7th President of Arizona State University
- In office 1900–1930
- Preceded by: Joseph Warren Smith
- Succeeded by: Ralph Waldo Swetman

Personal details
- Born: September 3, 1860 Cazenovia, New York, U.S.
- Died: July 20, 1942 (aged 81) Long Beach, California, U.S.
- Alma mater: Syracuse University
- Profession: University President, Educator

= Arthur John Matthews =

Seventh president of Arizona State University (1860–1942)

Arthur John Matthews (September 3, 1860 – July 20, 1942) was the seventh principal/president of Arizona State University (ASU), then known as the Tempe Normal School. He served as principal from 1900 to 1904, when the position was renamed president; he remained president until 1930. Matthews is the longest-tenured president in ASU history.

==Life==
Matthews was born on September 3, 1860, in Cazenovia, New York, to Patrick Henry and Anne King Matthews. After attending the Methodist Cazenovia Seminary and Syracuse University, Matthews became a teacher at the age of 19, while still at the seminary and Syracuse, and later moved to positions as teacher in West Eaton and superintendent of the schools in Adams. In 1887, Matthews moved to Wyoming, where he became superintendent of schools in the towns of Rock Springs and Rawlins.

In 1896, Matthews ran as a Democrat for the post of Wyoming State Superintendent of Public Instruction and lost to Republican Estelle Reele, the first woman to be elected to a public office in the United States.

In 1897, Matthews moved with his family to Arizona due to the health of their daughter, Anna.
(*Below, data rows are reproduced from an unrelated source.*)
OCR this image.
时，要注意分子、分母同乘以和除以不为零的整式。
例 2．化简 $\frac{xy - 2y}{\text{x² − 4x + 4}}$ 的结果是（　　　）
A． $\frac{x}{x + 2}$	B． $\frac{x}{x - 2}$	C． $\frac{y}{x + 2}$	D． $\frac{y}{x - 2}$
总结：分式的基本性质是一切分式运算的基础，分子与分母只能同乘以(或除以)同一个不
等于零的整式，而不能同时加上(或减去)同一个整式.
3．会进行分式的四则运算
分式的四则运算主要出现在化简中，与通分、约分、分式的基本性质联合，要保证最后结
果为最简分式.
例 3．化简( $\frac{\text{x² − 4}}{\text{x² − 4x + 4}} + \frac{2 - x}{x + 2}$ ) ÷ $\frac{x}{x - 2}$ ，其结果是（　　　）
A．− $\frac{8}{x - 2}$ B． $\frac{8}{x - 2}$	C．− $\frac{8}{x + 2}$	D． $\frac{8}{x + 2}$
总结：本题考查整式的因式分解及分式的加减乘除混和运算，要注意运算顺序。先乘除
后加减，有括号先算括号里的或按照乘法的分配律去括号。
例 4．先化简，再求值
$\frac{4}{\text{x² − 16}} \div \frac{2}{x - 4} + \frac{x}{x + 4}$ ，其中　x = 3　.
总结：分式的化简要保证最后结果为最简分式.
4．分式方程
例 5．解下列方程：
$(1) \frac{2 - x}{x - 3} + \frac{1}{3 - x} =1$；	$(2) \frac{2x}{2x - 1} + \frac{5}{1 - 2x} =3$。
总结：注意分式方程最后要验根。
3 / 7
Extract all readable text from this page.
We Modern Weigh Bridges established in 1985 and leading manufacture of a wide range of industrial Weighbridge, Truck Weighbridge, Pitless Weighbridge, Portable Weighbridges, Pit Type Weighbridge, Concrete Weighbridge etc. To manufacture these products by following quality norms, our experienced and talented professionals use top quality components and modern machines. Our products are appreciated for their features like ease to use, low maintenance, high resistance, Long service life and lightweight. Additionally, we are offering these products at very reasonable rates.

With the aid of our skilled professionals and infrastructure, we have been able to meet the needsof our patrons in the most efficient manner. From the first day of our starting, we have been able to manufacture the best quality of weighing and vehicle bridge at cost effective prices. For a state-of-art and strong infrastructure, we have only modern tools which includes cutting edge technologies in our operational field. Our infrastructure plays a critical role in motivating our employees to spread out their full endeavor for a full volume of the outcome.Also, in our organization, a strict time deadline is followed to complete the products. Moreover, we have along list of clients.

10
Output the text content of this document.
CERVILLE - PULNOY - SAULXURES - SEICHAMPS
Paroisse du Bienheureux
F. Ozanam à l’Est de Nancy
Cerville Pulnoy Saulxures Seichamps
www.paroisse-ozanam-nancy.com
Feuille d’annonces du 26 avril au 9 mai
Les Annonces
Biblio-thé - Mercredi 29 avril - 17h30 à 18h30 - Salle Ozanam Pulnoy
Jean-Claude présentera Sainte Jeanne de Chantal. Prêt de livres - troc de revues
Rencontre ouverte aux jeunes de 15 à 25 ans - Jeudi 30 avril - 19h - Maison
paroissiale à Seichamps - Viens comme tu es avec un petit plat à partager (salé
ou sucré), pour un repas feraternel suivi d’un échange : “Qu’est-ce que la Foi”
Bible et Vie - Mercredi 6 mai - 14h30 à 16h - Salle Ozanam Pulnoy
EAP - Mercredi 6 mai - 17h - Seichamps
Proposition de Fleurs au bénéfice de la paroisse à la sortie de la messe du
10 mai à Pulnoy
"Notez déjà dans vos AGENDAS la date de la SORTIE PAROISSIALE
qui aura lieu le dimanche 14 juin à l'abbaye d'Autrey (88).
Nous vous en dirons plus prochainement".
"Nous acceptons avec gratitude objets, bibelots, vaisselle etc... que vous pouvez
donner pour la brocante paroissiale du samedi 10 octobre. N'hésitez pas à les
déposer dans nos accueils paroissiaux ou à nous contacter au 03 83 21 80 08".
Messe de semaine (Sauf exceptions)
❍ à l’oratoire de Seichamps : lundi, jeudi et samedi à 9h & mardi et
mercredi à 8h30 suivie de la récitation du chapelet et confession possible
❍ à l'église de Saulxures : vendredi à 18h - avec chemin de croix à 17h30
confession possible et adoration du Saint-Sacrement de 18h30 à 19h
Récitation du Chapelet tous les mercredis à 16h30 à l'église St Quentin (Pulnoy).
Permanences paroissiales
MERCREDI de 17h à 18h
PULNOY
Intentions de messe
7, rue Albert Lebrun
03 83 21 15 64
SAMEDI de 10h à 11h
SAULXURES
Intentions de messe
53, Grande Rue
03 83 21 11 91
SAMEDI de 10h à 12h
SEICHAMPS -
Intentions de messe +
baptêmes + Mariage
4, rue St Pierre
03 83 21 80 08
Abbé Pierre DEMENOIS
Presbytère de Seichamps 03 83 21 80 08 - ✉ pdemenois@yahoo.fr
He became the superintendent of schools in the town of Prescott.

==At the Normal School==
Matthews was appointed principal of the Tempe Normal School on June 7, 1900 and was the seventh president in the institution's 15-year history. He immediately provided much-needed leadership stability, remaining in his leadership role at the school for the next three decades.

One of his major achievements was converting the school to no longer admit high school students or "subnormals", as it had when few high schools existed in the state. This move stimulated the founding of new high schools. He also consolidated the school, which had gone by several varying names, under the Tempe Normal School name; in 1925, the Normal School changed its name to Tempe State Teacher's College after Matthews promoted a bill in the state legislature to give the institution degree-granting status, which was opposed by some legislators.

Matthews also served as registrar, business manager, and instructor of courses in law, economics, and mathematics.

In 1902, Matthews spearheaded the development of the normal school's first dormitory, Alpha Hall, which had been built in 1898 as a boarding club. It housed 25 women and was later converted to a men's dormitory.

In June 1930, Matthews retired from the Teacher's College and received the title president emeritus. He was replaced by Ralph Waldo Swetman.

==Educational involvement==
Matthews was active in various educational organizations, such as state teacher's associations in both Wyoming and Arizona. He also became a member of the Arizona Board of Education and the National Education Association. Matthews assisted in writing the education portion of the Constitution of Arizona.

==Personal life==
In 1887, Matthews married Carrie Louise Walden, with whom he had two children, Arthur and Anna. He was an active Mason and member of the Knights of Pythias.

Matthews died on July 20, 1942, in Long Beach, California. His body lay in state in the Matthews Library, named for him and built in 1930.

==Buildings==
18 buildings were constructed during Matthews's three decades as head of the school; six remain in use today, two of which are named for A. J. Matthews and his wife, Carrie:
- Matthews Hall, built in 1922, was originally commissioned as a men's dormitory. In 1930, when the Matthews Library was completed, the residential hall was renamed in honor of his wife, Carrie, as it had become a women's dormitory. It is the oldest intact dormitory on the ASU campus.
- Matthews Center, built in 1930, served as the school library until 1966; it also housed university administrative offices until 1950. After its replacement, it became home to a variety of offices, currently including student media and disability resources.